第22話 SS チェリーパイ
「うーん、確かに酸味が強いですね」
「砂糖足す?」
「そうだなぁ、…コンポートにしちゃいましょうか」
6月初め、メゾン・ド・ソレイユの庭先に栄えている桜の木が赤い小さな実を付けた。それを4人で収穫して、亮と朋樹が喫茶店で何かを作ろうとしている。そのうちに喫茶店の中は甘い匂いが漂い始める。
「佐藤錦だと甘みが強すぎてお菓子にはあんまり向かないし、アメリカンチェリーは色合いが強すぎる。チェリーパイは甘みと酸味のバランスが大事なんだと思うんですよね」
亮が料理人らしいこだわりを見せる。亮は仕事が好きらしく、素材に合わせて調理法を変えたりもする。そういう所は、俺には無い物だから素直に尊敬する。
「いやー、良い眺めですねー。エプロン姿も可愛いなぁ」
口許を緩めて俺の淹れたコーヒーを啜る木津を見やる。木津は眼鏡を掛けたほうが良いと思う。あんな人使いが荒くて頑固な朋樹のどこが可愛いのかさっぱりわからない。世の中には変わった人間もいるもんだ。
「それより、さくらんぼなんかの為に有給なんか取って良かったのか?」
信じられない事に、木津はこのために、平日を休みにしている俺達に合わせて有給休暇を取っていた。

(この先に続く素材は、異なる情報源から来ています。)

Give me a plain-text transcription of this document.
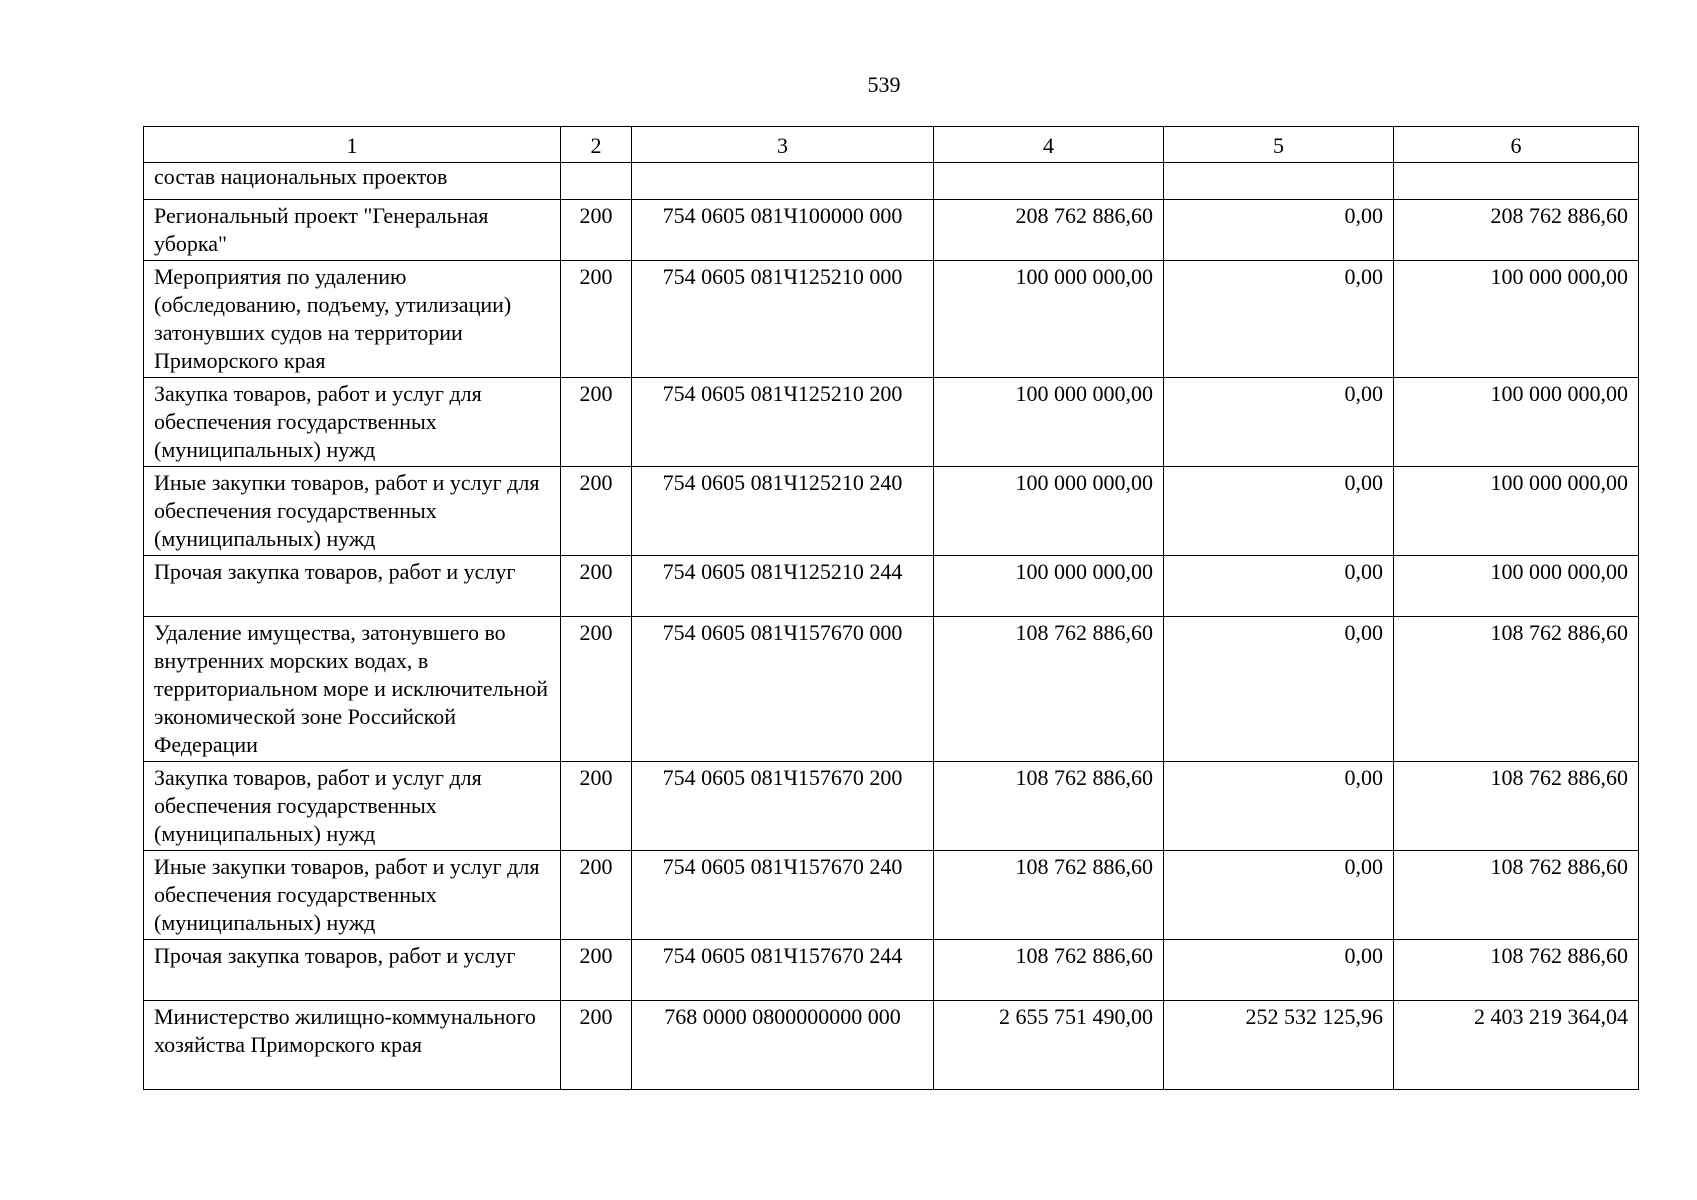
539
1	2	3	4	5	6
состав национальных проектов					
Региональный проект "Генеральная уборка"	200	754 0605 081Ч100000 000	208 762 886,60	0,00	208 762 886,60
Мероприятия по удалению (обследованию, подъему, утилизации) затонувших судов на территории Приморского края	200	754 0605 081Ч125210 000	100 000 000,00	0,00	100 000 000,00
Закупка товаров, работ и услуг для обеспечения государственных (муниципальных) нужд	200	754 0605 081Ч125210 200	100 000 000,00	0,00	100 000 000,00
Иные закупки товаров, работ и услуг для обеспечения государственных (муниципальных) нужд	200	754 0605 081Ч125210 240	100 000 000,00	0,00	100 000 000,00
Прочая закупка товаров, работ и услуг	200	754 0605 081Ч125210 244	100 000 000,00	0,00	100 000 000,00
Удаление имущества, затонувшего во внутренних морских водах, в территориальном море и исключительной экономической зоне Российской Федерации	200	754 0605 081Ч157670 000	108 762 886,60	0,00	108 762 886,60
Закупка товаров, работ и услуг для обеспечения государственных (муниципальных) нужд	200	754 0605 081Ч157670 200	108 762 886,60	0,00	108 762 886,60
Иные закупки товаров, работ и услуг для обеспечения государственных (муниципальных) нужд	200	754 0605 081Ч157670 240	108 762 886,60	0,00	108 762 886,60
Прочая закупка товаров, работ и услуг	200	754 0605 081Ч157670 244	108 762 886,60	0,00	108 762 886,60
Министерство жилищно-коммунального хозяйства Приморского края	200	768 0000 0800000000 000	2 655 751 490,00	252 532 125,96	2 403 219 364,04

「今は、そんなに忙しくないし有給も使わなきゃもったいないじゃないですか。…あ、そろそろ出来たかな」
辺りにチェリーパイの焼けた匂いが漂い出す。バダーの良い匂いに少し腹がなった。
木津は立ち上がり、朋樹の側へと向かう。交代にこちらへとやってきた亮に先程浮かんだ疑問を口にした。